What Really Matters

Hockey Matters Not This Weekend

Remembrance Day is the one day of the year that I am the proudest to call myself Canadian. It is a day to spend honoring those who served their country in times of conflict. Some of these men and women made the ultimate sacrifice wearing the Maple Leaf on their sleeves.  So this weekend  I care not about the game I love, but think about the country I love, and how fortunate I am that there are heroes out there that are willing to go to the end of the earth to protect the rights and freedoms we are so privileged to have.

There are many ceremonies around the country this Sunday that you can attend, and if you do, during your moment of silence, remember the sacrifices made by those before us. Take a moment to thank those that gave their lives for us.

Great men such as;

Allan McLean “Scotty” Davidson, killed in action on June 16th, 1915 in Belgium. Before he took up the call to arms Davidson was the captain of the Toronto Blueshirts for the 1913-1914 season, in which he led the National Hockey Association in goals with 23. When the war started he volunteered with the Canadian Expeditionary Force where he served as a lance-corporal for the Eastern Ontario Regiment.  Davidson was inducted posthumously in 1950 to the Hockey Hall of Fame.

Dudley “Red” Garret, killed in action November 24, 1944 off the coast of Newfoundland while serving in the Royal Canadian Navy aboard the HMCS Shawinigan. Garret played 23 games for the New York Rangers during the 1942-43 season. The trophy that bears his name is awarded annually to the rookie of the year in the American Hockey League.
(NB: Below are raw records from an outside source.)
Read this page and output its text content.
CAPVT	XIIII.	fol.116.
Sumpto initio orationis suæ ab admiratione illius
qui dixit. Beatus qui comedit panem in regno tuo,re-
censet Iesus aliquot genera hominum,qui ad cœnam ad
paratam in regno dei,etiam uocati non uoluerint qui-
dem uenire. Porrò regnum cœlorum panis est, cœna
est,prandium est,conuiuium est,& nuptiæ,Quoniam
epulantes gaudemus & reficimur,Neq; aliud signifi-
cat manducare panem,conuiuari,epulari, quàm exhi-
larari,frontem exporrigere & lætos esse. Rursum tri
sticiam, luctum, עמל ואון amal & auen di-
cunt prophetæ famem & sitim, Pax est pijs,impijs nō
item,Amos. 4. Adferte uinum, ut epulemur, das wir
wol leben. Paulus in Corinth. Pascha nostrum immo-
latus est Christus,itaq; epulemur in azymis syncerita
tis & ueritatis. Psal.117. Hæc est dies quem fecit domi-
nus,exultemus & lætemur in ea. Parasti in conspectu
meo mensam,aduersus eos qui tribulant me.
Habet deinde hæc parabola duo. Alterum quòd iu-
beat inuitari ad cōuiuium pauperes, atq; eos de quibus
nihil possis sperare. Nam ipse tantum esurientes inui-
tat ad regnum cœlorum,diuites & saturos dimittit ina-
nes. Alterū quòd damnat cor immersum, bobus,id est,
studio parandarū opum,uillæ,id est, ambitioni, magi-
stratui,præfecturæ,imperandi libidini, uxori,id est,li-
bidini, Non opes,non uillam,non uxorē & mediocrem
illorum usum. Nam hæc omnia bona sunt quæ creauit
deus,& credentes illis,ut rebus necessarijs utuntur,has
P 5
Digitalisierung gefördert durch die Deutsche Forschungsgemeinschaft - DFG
Joe Turner, reported missing in action December 13th, in the Battle of the Hurtgen Forest. The battle was the longest single battle the United States Army has ever fought. He was declared KIA on January 21st, 1945. Turner, a goalie, only played 1 game in the NHL, for the Detroit Redwings. He was best known for his stellar play in the American Hockey league, where he started in that league’s first all-star game. He also led his team, the Indianapolis Capitals, to a Calder Cup title. The no longer operating International Hockey League named their championship title the Turner Cup to honor Joe’s ultimate sacrifice.




When I was young I would sit around the supper table and listen to my Grandpa and Grandma tell their stories. My grandpa was too young to enter the war, though not for lack of trying, so while he and my grandmother lived in London during the battle of Britain he served as a Bomb Warden during the Battle of Britain, and my grandmother worked in a coffee shop.  The thing I remember most is that my grandfather told stories of others heroism, never his own. He lost many friends during WW2 and you can still see the emotion on his face when he speaks of the war.
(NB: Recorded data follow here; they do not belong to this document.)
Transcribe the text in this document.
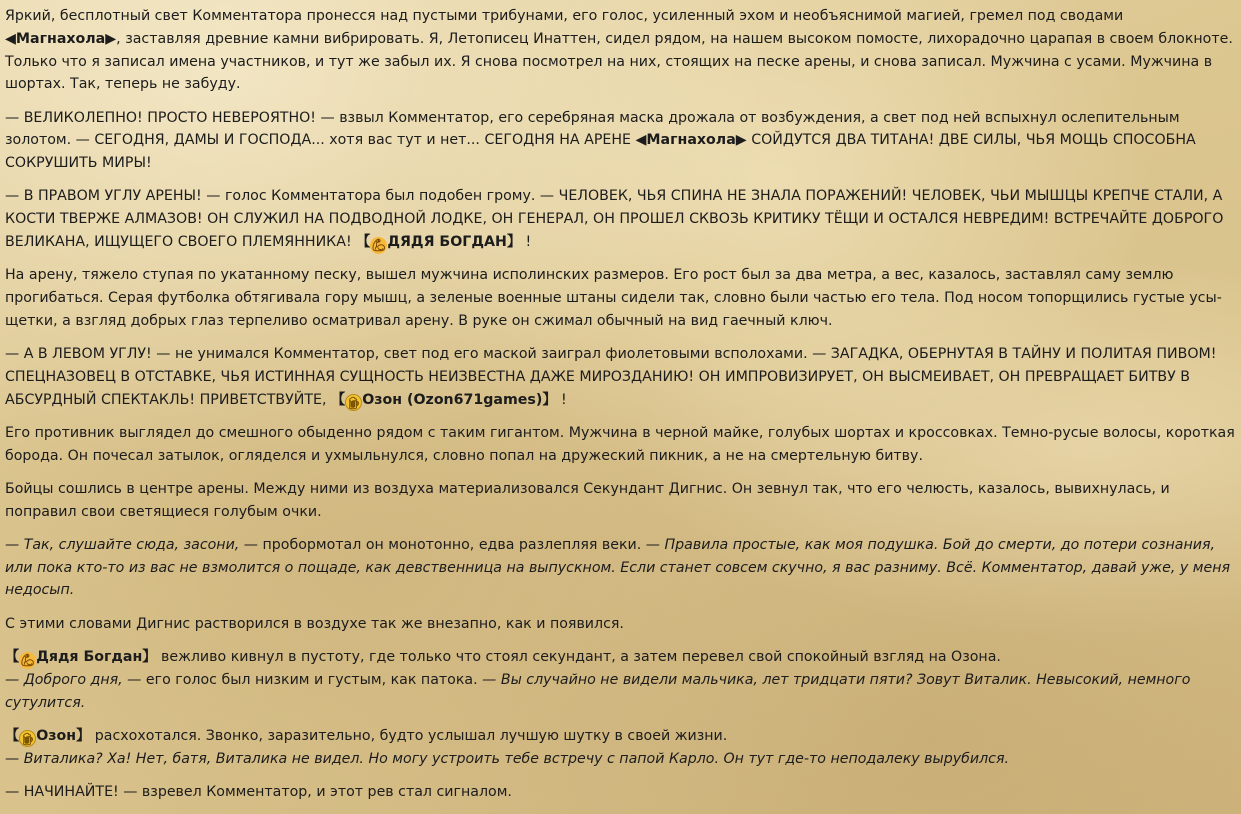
Яркий, бесплотный свет Комментатора пронесся над пустыми трибунами, его голос, усиленный эхом и необъяснимой магией, гремел под сводами ◀Магнахола▶, заставляя древние камни вибрировать. Я, Летописец Инаттен, сидел рядом, на нашем высоком помосте, лихорадочно царапая в своем блокноте. Только что я записал имена участников, и тут же забыл их. Я снова посмотрел на них, стоящих на песке арены, и снова записал. Мужчина с усами. Мужчина в шортах. Так, теперь не забуду.

— ВЕЛИКОЛЕПНО! ПРОСТО НЕВЕРОЯТНО! — взвыл Комментатор, его серебряная маска дрожала от возбуждения, а свет под ней вспыхнул ослепительным золотом. — СЕГОДНЯ, ДАМЫ И ГОСПОДА... хотя вас тут и нет... СЕГОДНЯ НА АРЕНЕ ◀Магнахола▶ СОЙДУТСЯ ДВА ТИТАНА! ДВЕ СИЛЫ, ЧЬЯ МОЩЬ СПОСОБНА СОКРУШИТЬ МИРЫ!

— В ПРАВОМ УГЛУ АРЕНЫ! — голос Комментатора был подобен грому. — ЧЕЛОВЕК, ЧЬЯ СПИНА НЕ ЗНАЛА ПОРАЖЕНИЙ! ЧЕЛОВЕК, ЧЬИ МЫШЦЫ КРЕПЧЕ СТАЛИ, А КОСТИ ТВЕРЖЕ АЛМАЗОВ! ОН СЛУЖИЛ НА ПОДВОДНОЙ ЛОДКЕ, ОН ГЕНЕРАЛ, ОН ПРОШЕЛ СКВОЗЬ КРИТИКУ ТЁЩИ И ОСТАЛСЯ НЕВРЕДИМ! ВСТРЕЧАЙТЕ ДОБРОГО ВЕЛИКАНА, ИЩУЩЕГО СВОЕГО ПЛЕМЯННИКА! 【💪︎ДЯДЯ БОГДАН】 !

На арену, тяжело ступая по укатанному песку, вышел мужчина исполинских размеров. Его рост был за два метра, а вес, казалось, заставлял саму землю прогибаться. Серая футболка обтягивала гору мышц, а зеленые военные штаны сидели так, словно были частью его тела. Под носом топорщились густые усыщетки, а взгляд добрых глаз терпеливо осматривал арену. В руке он сжимал обычный на вид гаечный ключ.

— А В ЛЕВОМ УГЛУ! — не унимался Комментатор, свет под его маской заиграл фиолетовыми всполохами. — ЗАГАДКА, ОБЕРНУТАЯ В ТАЙНУ И ПОЛИТАЯ ПИВОМ! СПЕЦНАЗОВЕЦ В ОТСТАВКЕ, ЧЬЯ ИСТИННАЯ СУЩНОСТЬ НЕИЗВЕСТНА ДАЖЕ МИРОЗДАНИЮ! ОН ИМПРОВИЗИРУЕТ, ОН ВЫСМЕИВАЕТ, ОН ПРЕВРАЩАЕТ БИТВУ В АБСУРДНЫЙ СПЕКТАКЛЬ! ПРИВЕТСТВУЙТЕ, 【🍺︎Озон (Ozon671games)】 !

Его противник выглядел до смешного обыденно рядом с таким гигантом. Мужчина в черной майке, голубых шортах и кроссовках. Темно-русые волосы, короткая борода. Он почесал затылок, огляделся и ухмыльнулся, словно попал на дружеский пикник, а не на смертельную битву.

Бойцы сошлись в центре арены. Между ними из воздуха материализовался Секундант Дигнис. Он зевнул так, что его челюсть, казалось, вывихнулась, и поправил свои светящиеся голубым очки.

— Так, слушайте сюда, засони, — пробормотал он монотонно, едва разлепляя веки. — Правила простые, как моя подушка. Бой до смерти, до потери сознания, или пока кто-то из вас не взмолится о пощаде, как девственница на выпускном. Если станет совсем скучно, я вас разниму. Всё. Комментатор, давай уже, у меня недосып.

С этими словами Дигнис растворился в воздухе так же внезапно, как и появился.

【💪︎Дядя Богдан】 вежливо кивнул в пустоту, где только что стоял секундант, а затем перевел свой спокойный взгляд на Озона.
— Доброго дня, — его голос был низким и густым, как патока. — Вы случайно не видели мальчика, лет тридцати пяти? Зовут Виталик. Невысокий, немного сутулится.

【🍺︎Озон】 расхохотался. Звонко, заразительно, будто услышал лучшую шутку в своей жизни.
— Виталика? Ха! Нет, батя, Виталика не видел. Но могу устроить тебе встречу с папой Карло. Он тут где-то неподалеку вырубился.

— НАЧИНАЙТЕ! — взревел Комментатор, и этот рев стал сигналом.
I am very lucky that my Grandfather is still with us, and he still likes to share his stories. He shared one today about the last Canada Day Parade, he was riding in a convertible and during a slowdown of the parade, someone came up to the veterans sat in the car, shook all of their hands and said thank you.  You could see on his face and hear in his voice how much that hand shake meant to him. If you are lucky enough to see a veteran this weekend, stop and thank him or her, shake their hand. I promise it will make their day.

There aren’t many veterans of the great wars left, so it is now up to us to carry these stories on the our sons and daughters so that we never forget the sacrifices that were made for us to live life in the comforts we have become accustomed too.